Compte tenu de la dépendance politique et économique un peu disproportionnée de la plupart des pays africains de l'étranger, le poids de ce dernier semble constituer un facteur important dans l'explication de la situation politique par rapport aux processus de libéralisation dans bon nombre de ces pays africains. Ceci est vrai aussi bien au stade de libéralisation et de transition qu'à la phase de consolidation, ce qui nécessite un rappel du débat sur les origines ou «facteurs catalyseurs » des changements politiques qui ont rythmé la vie politique de plusieurs pays africains au début des années 199056.

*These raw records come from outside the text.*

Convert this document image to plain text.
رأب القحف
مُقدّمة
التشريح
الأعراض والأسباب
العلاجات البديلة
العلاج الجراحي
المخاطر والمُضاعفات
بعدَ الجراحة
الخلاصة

Ainsi, dans son analyse des conditionnalités politiques de la coopération allemande en Afrique entre 1990 et 1994, Gerhard Boké semble accorder une grande importance au rôle de ces conditionnalités dans l'avènement de la démocratie en Afrique, des conditionnalités qui s'étaient longtemps heurtées « aux intérêts divergents qui prévalaient dans les rapports entre l'Ouest et l'Est tout au long de la guerre froide ». Pour sa part, Goldsmith voit une corrélation entre le niveau de libéralisation du système politique dans les pays africains et le volume d'aides étrangères dont ces derniers ont bénéficié au début des années 1990.

Mais en quoi concrètement le poids politique et économique de l'étranger serait-il important pour l'alternance au pouvoir dans ces pays ? Selon Moss, le rôle de l'étranger se manifeste de deux manières principales : Par la « politique du bâton », d'une part et, par celle « de la carotte », d'autre part. Dans le premier cas, il s'agit de conditionner l'offre d'assistance aux régimes africains par la démocratisation au stade de libéralisation. Aux stades de la transition et de la consolidation, il s'agit d'exiger que les pays africains jouent par les règles démocratiques déjà établies. Dans le second cas, c'est une question de promettre une aide accrue aux pays qui s'engagent dans la voie de la démocratie pour soutenir et encourager leurs efforts.

Goldsmith ajoute deux autres stratégies par lesquelles les pays donateurs ou institutions financières internationales peuvent influencer l'attitude des régimes africains par rapport à la démocratisation. Une de ces deux stratégies est le soutien que certains donateurs accordent

56 Moss, Todd J., « politique américaine et démocratisation en Afrique les limites de l'universalisme libéral revue d'étude africaines modernes » 1995, pp. 189-209.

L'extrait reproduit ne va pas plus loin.